Ao debate: deixou de ser aprovada uma “PEC redundante”. Sim, porque o que previa a chamada “PEC 37″ era deixar a competência exclusiva da investigação criminal com as Polícias Civis dos Estados e a Polícia Federal, acrescentando o § 10º ao artigo 144 da Constituição Federal. Ela não passou. Logo, o Ministério Público continua investigando… sem previsão legal!

Simples: o artigo 129 da Constituição Federal atribui as funções institucionais do Ministério Público. Dentre elas, NÃO está a de proceder a investigação criminal. O MP pode exercer o controle externo da atividade policial, requisitar a abertura de inquérito à autoridade policial, instaurar inquérito civil (para o fim específico de propor a Ação Civil Pública) e, obviamente, promover a ação penal (denunciar as pessoas acusadas de terem cometido crimes, em boa língua).

Não está lá naquele rol a instauração de inquérito penal (e, portanto, a investigação criminal) pelo Ministério Público. Então, quem tem atribuição para tanto? Exatamente: a Polícia Federal e as Polícias Civis do Estado, no aquela não for competente. A estas, segundo o artigo 144 da Constituição Federal, cabe apurar as infrações penais e exercer as atividades de polícia judiciária.

A verdade é que o MP não tem previsão legal para investigar. A interpretação da lei que se faz é extensiva. Entendo isso, porque é competência do MP promover a acusação em ação penal e porque o inquérito policial é totalmente dispensável a esta. Sim, o inquérito é dispensável, por uma simples razão, que é absurdo em pleno século XXI ainda termos que discutir: SÓ EXISTE PROVA NO PROCESSO. Tudo que precede o início da ação penal promovida pelo MP no Judiciário são INDÍCIOS que vão FUNDAMENTAR A DENÚNCIA QUE O MP VAI OFERECER EM JUÍZO – salvo o caso das provas antecipadas (que precisam ser autorizadas pelo juízo) e das irrepetíveis (como as perícias).

Mas e estes indícios? E, por exemplo, interceptações telefônicas (que devem sempre ser autorizadas previamente pelo juiz competente e deverão ser submetidas ao contraditório da defesa também)? A competência, pela legislação, de coletá-los é da Polícia. O Ministério Público, em juízo, vai apresentar eventuais provas documentais e vai colher a prova oral. Simples.

“Mas tem muita corrupção na polícia”, tem gente dizendo. Amigo, a Polícia está na linha de frente no combate à criminalidade, nas investigações. Não se o iluda que, se o MP estiver investigando em massa, não se iluda que os seus investigadores estão isentos de serem cooptados ou corrompidos . Aconteceu, inclusive, na Itália, quando Promotores foram afastados de suas atribuições (e não se iludam que, com a quantidade de investigações abertas no Brasil, os Promotores de Justiça estariam atuando em campo em todas).

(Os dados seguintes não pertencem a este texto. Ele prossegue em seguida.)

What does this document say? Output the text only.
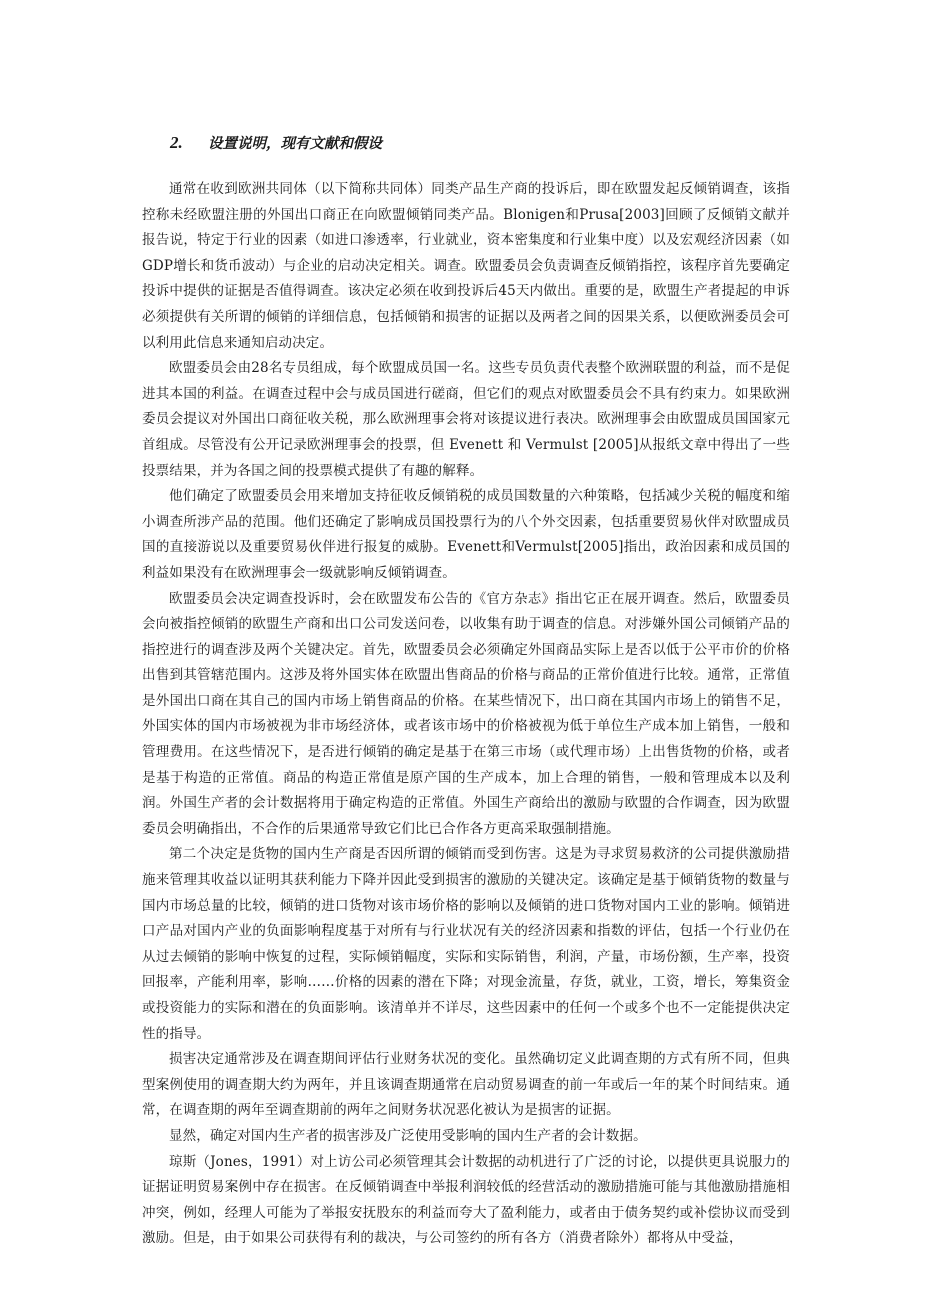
2. 设置说明，现有文献和假设

通常在收到欧洲共同体（以下简称共同体）同类产品生产商的投诉后，即在欧盟发起反倾销调查，该指控称未经欧盟注册的外国出口商正在向欧盟倾销同类产品。Blonigen和Prusa[2003]回顾了反倾销文献并报告说，特定于行业的因素（如进口渗透率，行业就业，资本密集度和行业集中度）以及宏观经济因素（如GDP增长和货币波动）与企业的启动决定相关。调查。欧盟委员会负责调查反倾销指控，该程序首先要确定投诉中提供的证据是否值得调查。该决定必须在收到投诉后45天内做出。重要的是，欧盟生产者提起的申诉必须提供有关所谓的倾销的详细信息，包括倾销和损害的证据以及两者之间的因果关系，以便欧洲委员会可以利用此信息来通知启动决定。

欧盟委员会由28名专员组成，每个欧盟成员国一名。这些专员负责代表整个欧洲联盟的利益，而不是促进其本国的利益。在调查过程中会与成员国进行磋商，但它们的观点对欧盟委员会不具有约束力。如果欧洲委员会提议对外国出口商征收关税，那么欧洲理事会将对该提议进行表决。欧洲理事会由欧盟成员国国家元首组成。尽管没有公开记录欧洲理事会的投票，但 Evenett 和 Vermulst [2005]从报纸文章中得出了一些投票结果，并为各国之间的投票模式提供了有趣的解释。

他们确定了欧盟委员会用来增加支持征收反倾销税的成员国数量的六种策略，包括减少关税的幅度和缩小调查所涉产品的范围。他们还确定了影响成员国投票行为的八个外交因素，包括重要贸易伙伴对欧盟成员国的直接游说以及重要贸易伙伴进行报复的威胁。Evenett和Vermulst[2005]指出，政治因素和成员国的利益如果没有在欧洲理事会一级就影响反倾销调查。

欧盟委员会决定调查投诉时，会在欧盟发布公告的《官方杂志》指出它正在展开调查。然后，欧盟委员会向被指控倾销的欧盟生产商和出口公司发送问卷，以收集有助于调查的信息。对涉嫌外国公司倾销产品的指控进行的调查涉及两个关键决定。首先，欧盟委员会必须确定外国商品实际上是否以低于公平市价的价格出售到其管辖范围内。这涉及将外国实体在欧盟出售商品的价格与商品的正常价值进行比较。通常，正常值是外国出口商在其自己的国内市场上销售商品的价格。在某些情况下，出口商在其国内市场上的销售不足，外国实体的国内市场被视为非市场经济体，或者该市场中的价格被视为低于单位生产成本加上销售，一般和管理费用。在这些情况下，是否进行倾销的确定是基于在第三市场（或代理市场）上出售货物的价格，或者是基于构造的正常值。商品的构造正常值是原产国的生产成本，加上合理的销售，一般和管理成本以及利润。外国生产者的会计数据将用于确定构造的正常值。外国生产商给出的激励与欧盟的合作调查，因为欧盟委员会明确指出，不合作的后果通常导致它们比已合作各方更高采取强制措施。

第二个决定是货物的国内生产商是否因所谓的倾销而受到伤害。这是为寻求贸易救济的公司提供激励措施来管理其收益以证明其获利能力下降并因此受到损害的激励的关键决定。该确定是基于倾销货物的数量与国内市场总量的比较，倾销的进口货物对该市场价格的影响以及倾销的进口货物对国内工业的影响。倾销进口产品对国内产业的负面影响程度基于对所有与行业状况有关的经济因素和指数的评估，包括一个行业仍在从过去倾销的影响中恢复的过程，实际倾销幅度，实际和实际销售，利润，产量，市场份额，生产率，投资回报率，产能利用率，影响……价格的因素的潜在下降；对现金流量，存货，就业，工资，增长，筹集资金或投资能力的实际和潜在的负面影响。该清单并不详尽，这些因素中的任何一个或多个也不一定能提供决定性的指导。

损害决定通常涉及在调查期间评估行业财务状况的变化。虽然确切定义此调查期的方式有所不同，但典型案例使用的调查期大约为两年，并且该调查期通常在启动贸易调查的前一年或后一年的某个时间结束。通常，在调查期的两年至调查期前的两年之间财务状况恶化被认为是损害的证据。

显然，确定对国内生产者的损害涉及广泛使用受影响的国内生产者的会计数据。

琼斯（Jones，1991）对上访公司必须管理其会计数据的动机进行了广泛的讨论，以提供更具说服力的证据证明贸易案例中存在损害。在反倾销调查中举报利润较低的经营活动的激励措施可能与其他激励措施相冲突，例如，经理人可能为了举报安抚股东的利益而夸大了盈利能力，或者由于债务契约或补偿协议而受到激励。但是，由于如果公司获得有利的裁决，与公司签约的所有各方（消费者除外）都将从中受益，
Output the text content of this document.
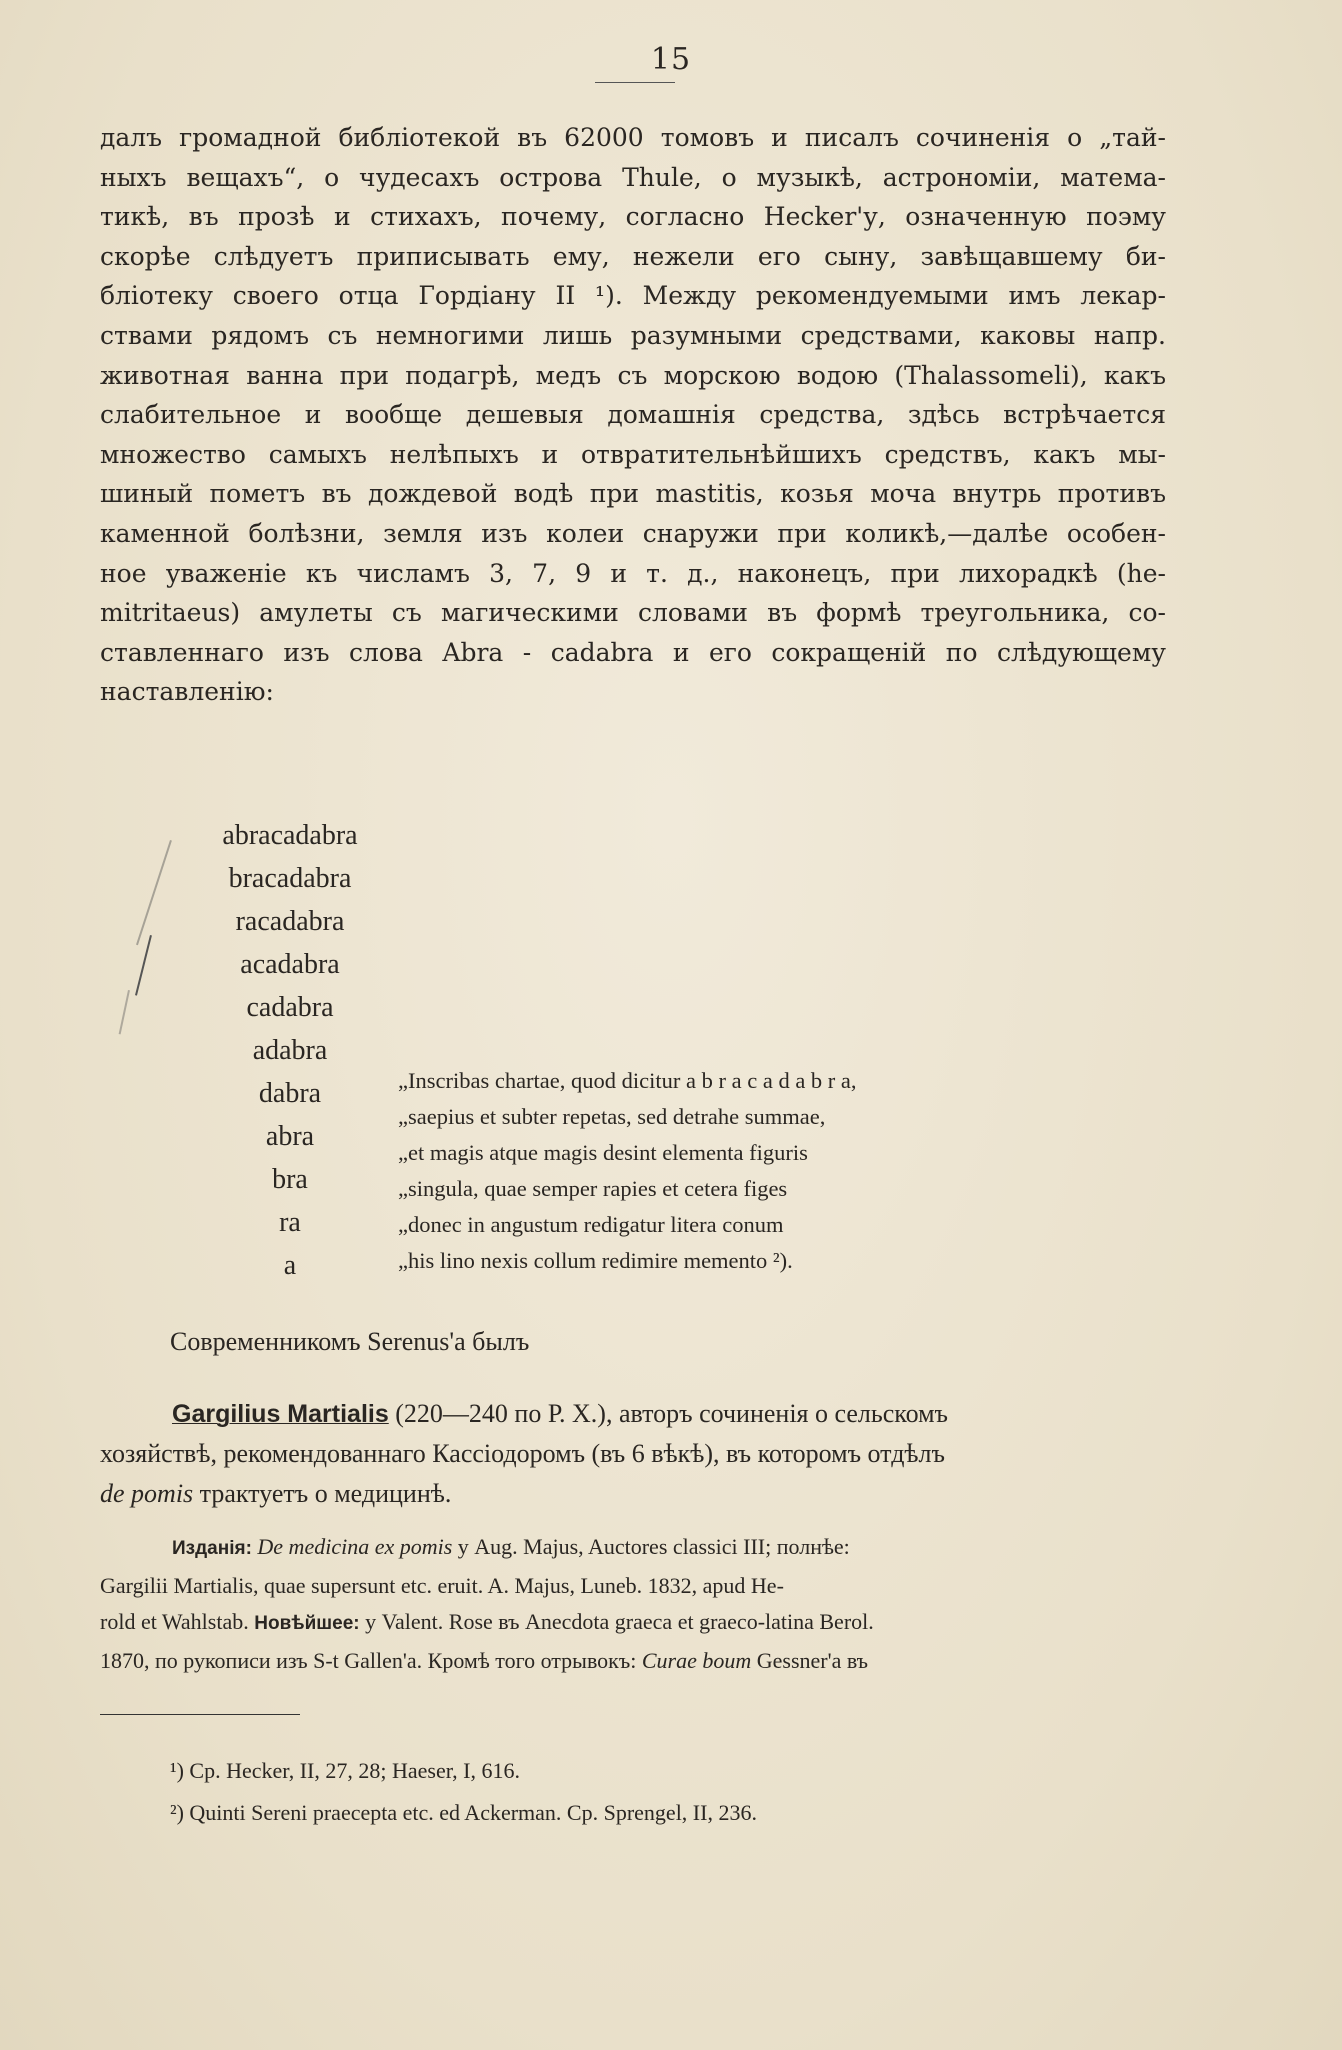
15
далъ громадной библіотекой въ 62000 томовъ и писалъ сочиненія о „тай-
ныхъ вещахъ“, о чудесахъ острова Thule, о музыкѣ, астрономіи, матема-
тикѣ, въ прозѣ и стихахъ, почему, согласно Hecker'у, означенную поэму
скорѣе слѣдуетъ приписывать ему, нежели его сыну, завѣщавшему би-
бліотеку своего отца Гордіану II ¹). Между рекомендуемыми имъ лекар-
ствами рядомъ съ немногими лишь разумными средствами, каковы напр.
животная ванна при подагрѣ, медъ съ морскою водою (Thalassomeli), какъ
слабительное и вообще дешевыя домашнія средства, здѣсь встрѣчается
множество самыхъ нелѣпыхъ и отвратительнѣйшихъ средствъ, какъ мы-
шиный пометъ въ дождевой водѣ при mastitis, козья моча внутрь противъ
каменной болѣзни, земля изъ колеи снаружи при коликѣ,—далѣе особен-
ное уваженіе къ числамъ 3, 7, 9 и т. д., наконецъ, при лихорадкѣ (he-
mitritaeus) амулеты съ магическими словами въ формѣ треугольника, со-
ставленнаго изъ слова Abra - cadabra и его сокращеній по слѣдующему
наставленію:
abracadabra
bracadabra
racadabra
acadabra
cadabra
adabra
dabra
abra
bra
ra
a
„Inscribas chartae, quod dicitur a b r a c a d a b r a,
„saepius et subter repetas, sed detrahe summae,
„et magis atque magis desint elementa figuris
„singula, quae semper rapies et cetera figes
„donec in angustum redigatur litera conum
„his lino nexis collum redimire memento ²).
Современникомъ Serenus'а былъ
Gargilius Martialis (220—240 по Р. X.), авторъ сочиненія о сельскомъ
хозяйствѣ, рекомендованнаго Кассіодоромъ (въ 6 вѣкѣ), въ которомъ отдѣлъ
de pomis трактуетъ о медицинѣ.
Изданія: De medicina ex pomis у Aug. Majus, Auctores classici III; полнѣе:
Gargilii Martialis, quae supersunt etc. eruit. A. Majus, Luneb. 1832, apud He-
rold et Wahlstab. Новѣйшее: у Valent. Rose въ Anecdota graeca et graeco-latina Berol.
1870, по рукописи изъ S-t Gallen'а. Кромѣ того отрывокъ: Curae boum Gessner'а въ
¹) Cp. Hecker, II, 27, 28; Haeser, I, 616.
²) Quinti Sereni praecepta etc. ed Ackerman. Cp. Sprengel, II, 236.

“E nos casos envolvendo grandes figurões da política? As polícias são vinculadas ao Executivo”. E é exatamente esse debate que quem conduziu a discussão sobre a PEC 37 como a “PEC da impunidade” conseguiu matar antes mesmo dele iniciar. E não me venham dizer que juristas como o Luís Roberto Barroso, o José Afonso da Silva e até (ainda que seja triste citar essa figura detestável) o Ives Gandra Martins não sabem nada de nada por serem favoráveis à PEC 37 e só os “paladinos da justiça na luta contra a impunidade” que sabem alguma coisa.

Por que delegados de polícia, que atuam muito mais em campo na apuração de infrações penais do que os Promotores, não têm as mesmas garantias que estes? Por que a Polícia Federal e a Civil não podem ser uma instituição autônoma como o MP? Por que, tendo todas autonomia administrativa e orçamentária, não poderiam ter comissões para atuar em investigações conjuntas – dando maior publicidade aos atos, preservando, inclusive, os direitos do investigado, ao se admitir que há sim ampla defesa e contraditório na fase pré-processual?

Mesmo sem ter autonomia e os recursos do MP, vale lembrar que Mensalão, Satiagraha, Rodin, Concutare foram grandes investigações realizadas pela Polícia Federal. A mesma que comanda as grandes operações em crimes internacionais, diga-se E pense em todos os crimes comuns, que ocorrem cotidianamente em todo o país. Quem investiga? Quem apura? Exatamente: a Polícia Civil.

Querem que o Ministério Público investigue? Sinceramente, é uma alternativa ao velho modelo do Inquérito Policial também. Querem continuar com o sistema de investigação tal qual a que temos hoje no Brasil? É uma opção, mas bastante controversa, visto que não há previsão na Constituição para o MP proceder as investigações criminais, como bem explicitou o Ministro Cézar Peluso no julgamento do Recurso Extraordinário nº 593.727.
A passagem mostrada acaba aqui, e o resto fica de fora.